Over the years, Montclair State University has gone to great lengths to provide its students with the best learning experience possible. Yet, there is one area where the university refuses to see the need for improvement: parking.
   It is not a surprise that commuter students have never been thrilled with the parking situation on campus. For this reason, commuter students have long sought change to rectify the situation. However, for the first time ever, residential students have joined the fight for change, as they have come to see the downside of parking on campus.
   Residential students finally began to understand the struggles commuter students had been facing for years when
Montclair State announced that all residential parking would be restricted to the NJ Transit and Red Hawk Decks beginning in the fall semester. This restriction has led to the opening up of the lots surrounding the Village, Lots 45, 46, 47 and 48, to commuter students.
    The announcement of these lot changes were not taken lightly among the residential community and became a glaring problem as residents began to move in last week. It is fairly obvious that these changes were not the beneficial ones Montclair State students were seeking.
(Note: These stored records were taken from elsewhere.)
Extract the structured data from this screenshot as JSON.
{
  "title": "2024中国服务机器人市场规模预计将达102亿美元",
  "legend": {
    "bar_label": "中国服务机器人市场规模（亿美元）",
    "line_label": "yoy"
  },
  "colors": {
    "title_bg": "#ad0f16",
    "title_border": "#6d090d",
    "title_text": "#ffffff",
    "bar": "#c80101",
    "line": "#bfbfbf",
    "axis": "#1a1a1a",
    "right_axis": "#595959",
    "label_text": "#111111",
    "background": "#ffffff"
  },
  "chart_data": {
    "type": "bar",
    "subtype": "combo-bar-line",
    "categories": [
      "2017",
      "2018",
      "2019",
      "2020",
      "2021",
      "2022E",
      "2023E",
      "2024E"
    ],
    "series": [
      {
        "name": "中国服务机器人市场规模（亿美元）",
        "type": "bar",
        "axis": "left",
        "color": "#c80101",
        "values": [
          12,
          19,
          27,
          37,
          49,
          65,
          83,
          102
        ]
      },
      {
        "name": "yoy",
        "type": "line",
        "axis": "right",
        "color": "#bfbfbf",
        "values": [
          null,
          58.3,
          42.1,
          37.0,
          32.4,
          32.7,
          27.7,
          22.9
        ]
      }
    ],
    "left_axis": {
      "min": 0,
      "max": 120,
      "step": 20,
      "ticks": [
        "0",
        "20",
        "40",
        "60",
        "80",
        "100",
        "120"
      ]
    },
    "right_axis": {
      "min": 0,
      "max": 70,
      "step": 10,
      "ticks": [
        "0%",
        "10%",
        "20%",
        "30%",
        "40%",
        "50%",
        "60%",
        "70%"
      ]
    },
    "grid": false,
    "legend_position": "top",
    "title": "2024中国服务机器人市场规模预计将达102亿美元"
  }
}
      The new changes in residential parking are just not logical. Lot 45, 46, 47 and 48 are just a short five-minute walk from any location within the Village as well as Sinatra Hall. With such a close proximity to both residence halls, it only makes sense to give resident students exclusivity to park there.
     No resident student wants to park far away from their residence hall, but with the new changes, residents unfortunately have no choice. Some residents are forced to park as far away as Red Hawk Deck, a 15-minute walk from Clove Road and the NJ Transit Deck, which is just as far from main campus. The university continues to point to the shuttle system as an answer to get students from their residence halls to their cars both “quickly and safely.”
     While some would debate about how speedy the shuttle is, it is undeniably an effective way for students to get from one place to another. However, the shuttle does not run around the clock. The Village and Transit shuttle routes only runs from 6 a.m. to 11 p.m. on weekdays and on the weekend, only the All Campus shuttle runs.
      Clearly, the hours of operation for the shuttle cannot accommodate everyone’s needs and those people should not have to risk their safety to walk 15 minutes to their residence halls at night, not to mention how much more dangerous this walk will become as snow coats the walkways of Montclair State. These residents will arrive home after their 15-minute walk only to discover the slap in the face that is thousands of unoccupied commuter parking spots.
   Some lucky Clove Road residents have been able to overcome a late night 15-minute walk from the Red Hawk Parking Deck by buying passes to park in the NJ Transit Deck.  Yet, they have still not been able to overcome the problems associated with parking at Montclair State.
    During Labor Day weekend, the NJ Transit Deck will be closed. Any students who purchases parking passes through Montclair State will be able to park in commuter lots, but those who purchased their parking passes from NJ Transit are not so lucky.
   Those with parking passes from NJ Transit who have to go to their jobs will have nowhere to park when they come back and will be forced to pay additional fees to park in Red Hawk Deck.  Everyone who does not move their car prior to Saturday at 1:30 a.m. will be trapped on campus.
     Montclair State University needs to realize that moving  both resident and commuter students around to different lots will not solve any problems. The parking problem will only be solved when more parking spaces are made. Montclair State is one of the biggest colleges in New Jersey and needs to find a way to accommodate their student population, regardless of whether they are a resident or a commuter.